The United States Supreme Court has allowed President Donald Trump to enforce his policy of banning certain transgender people from the military.
The court voted 5-4 to grant a Trump administration request to lift injunctions blocking the policy while challenges continue in lower courts.
The four liberal judges on the court opposed the ruling.
The policy prohibits “transgender persons who require or have undergone gender transition” from serving.
The top court’s ruling is not a mandate, but it has opened up the option for the military to enforce the ban.
The Trump administration had also appealed for an expedited ruling on the case, which the Supreme Court declined to take up.

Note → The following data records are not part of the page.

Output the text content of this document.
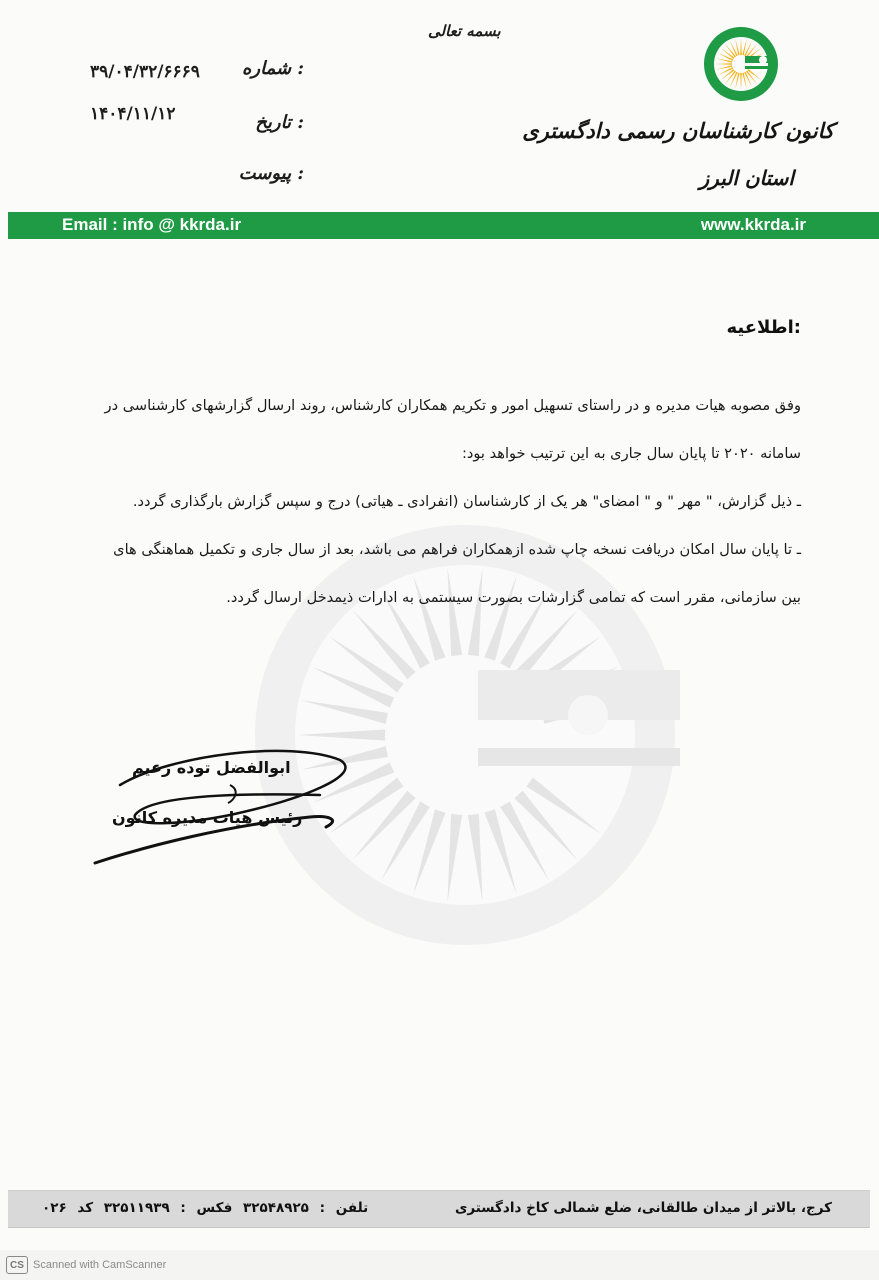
بسمه تعالی
شماره :
۳۹/۰۴/۳۲/۶۶۶۹
تاریخ :
۱۴۰۴/۱۱/۱۲
پیوست :
کانون کارشناسان رسمی دادگستری
استان البرز
Email : info @ kkrda.ir	www.kkrda.ir
اطلاعیه:

وفق مصوبه هیات مدیره و در راستای تسهیل امور و تکریم همکاران کارشناس، روند ارسال گزارشهای کارشناسی در

سامانه ۲۰۲۰ تا پایان سال جاری به این ترتیب خواهد بود:

ـ ذیل گزارش، " مهر " و " امضای" هر یک از کارشناسان (انفرادی ـ هیاتی) درج و سپس گزارش بارگذاری گردد.

ـ تا پایان سال امکان دریافت نسخه چاپ شده ازهمکاران فراهم می باشد، بعد از سال جاری و تکمیل هماهنگی های

بین سازمانی، مقرر است که تمامی گزارشات بصورت سیستمی به ادارات ذیمدخل ارسال گردد.

ابوالفضل توده زعیم
رئیس هیات مدیره کانون
کرج، بالاتر از میدان طالقانی، ضلع شمالی کاخ دادگستری
تلفن : ۳۲۵۴۸۹۲۵ فکس : ۳۲۵۱۱۹۳۹ کد ۰۲۶
CS Scanned with CamScanner
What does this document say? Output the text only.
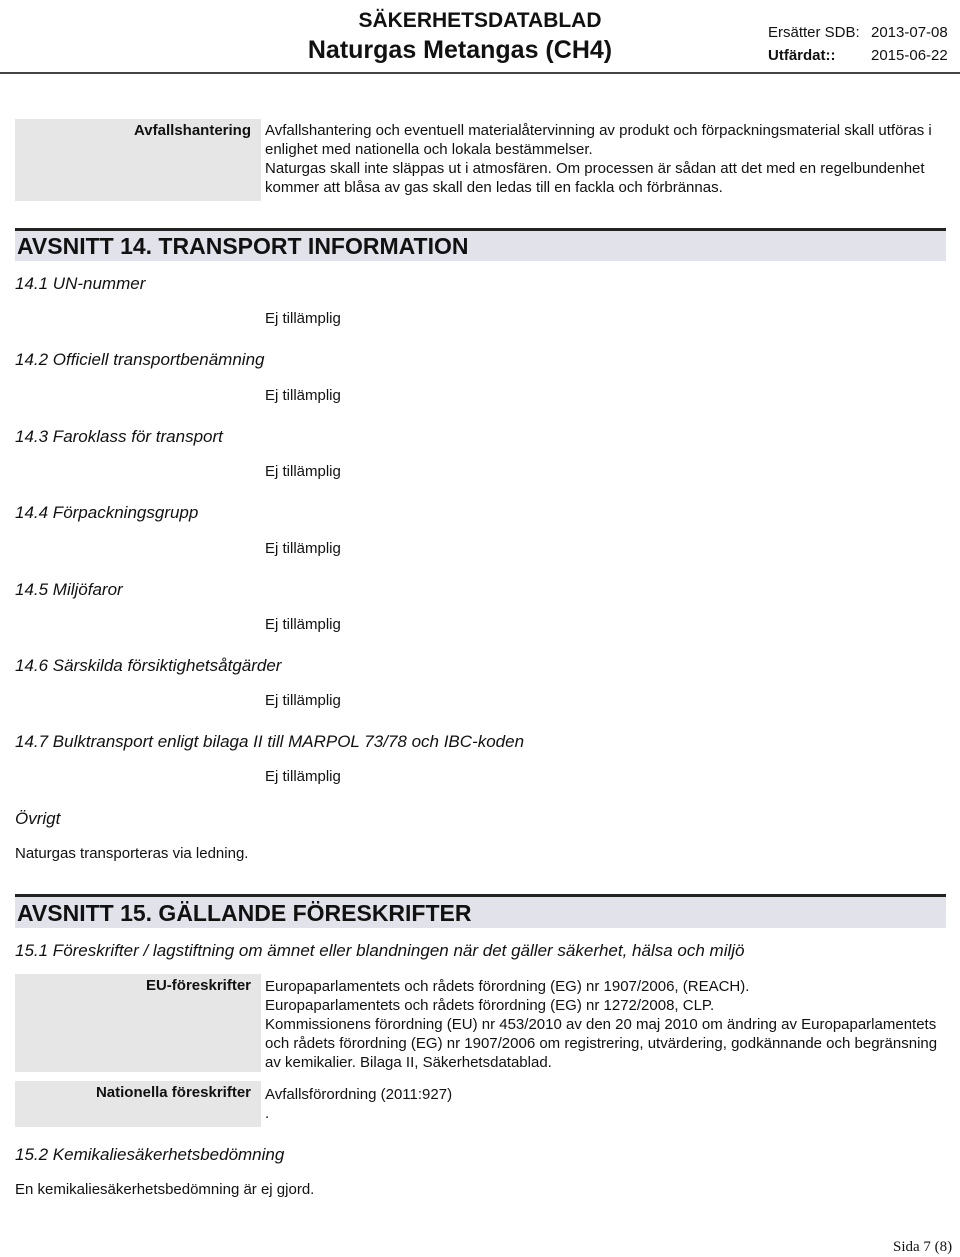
SÄKERHETSDATABLAD
Naturgas Metangas (CH4)
Ersätter SDB: 2013-07-08
Utfärdat:: 2015-06-22
Avfallshantering Avfallshantering och eventuell materialåtervinning av produkt och förpackningsmaterial skall utföras i
enlighet med nationella och lokala bestämmelser.
Naturgas skall inte släppas ut i atmosfären. Om processen är sådan att det med en regelbundenhet
kommer att blåsa av gas skall den ledas till en fackla och förbrännas.
AVSNITT 14. TRANSPORT INFORMATION
14.1 UN-nummer
Ej tillämplig
14.2 Officiell transportbenämning
Ej tillämplig
14.3 Faroklass för transport
Ej tillämplig
14.4 Förpackningsgrupp
Ej tillämplig
14.5 Miljöfaror
Ej tillämplig
14.6 Särskilda försiktighetsåtgärder
Ej tillämplig
14.7 Bulktransport enligt bilaga II till MARPOL 73/78 och IBC-koden
Ej tillämplig
Övrigt
Naturgas transporteras via ledning.
AVSNITT 15. GÄLLANDE FÖRESKRIFTER
15.1 Föreskrifter / lagstiftning om ämnet eller blandningen när det gäller säkerhet, hälsa och miljö
EU-föreskrifter Europaparlamentets och rådets förordning (EG) nr 1907/2006, (REACH).
Europaparlamentets och rådets förordning (EG) nr 1272/2008, CLP.
Kommissionens förordning (EU) nr 453/2010 av den 20 maj 2010 om ändring av Europaparlamentets
och rådets förordning (EG) nr 1907/2006 om registrering, utvärdering, godkännande och begränsning
av kemikalier. Bilaga II, Säkerhetsdatablad.
Nationella föreskrifter Avfallsförordning (2011:927)
.
15.2 Kemikaliesäkerhetsbedömning
En kemikaliesäkerhetsbedömning är ej gjord.
Sida 7 (8)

What is the transgender policy?
The president announced on Twitter in 2017 that the country would no longer “accept or allow” transgender Americans to serve in the military, citing “tremendous medical costs and disruption”.
The then defence secretary Jim Mattis refined the policy to limit it to individuals with a history of gender dysphoria, or when a person’s biological sex and identity does not match.
He said the new policy would make exceptions for several hundred transgender people already serving openly or willing to serve “in their biological sex”.
There are currently some 8,980 active duty transgender troops, according to Department of Defence data analysed by the Palm Center, a public policy nonprofit.
Gen Mattis in his memo argued that “by its very nature, military service requires sacrifice,” and that those who serve “voluntarily accept limitations on their personal liberties”.
The move is a reversal of an Obama administration policy that ruled transgender Americans could serve openly in the military as well as obtain funding for gender re-assignment surgery.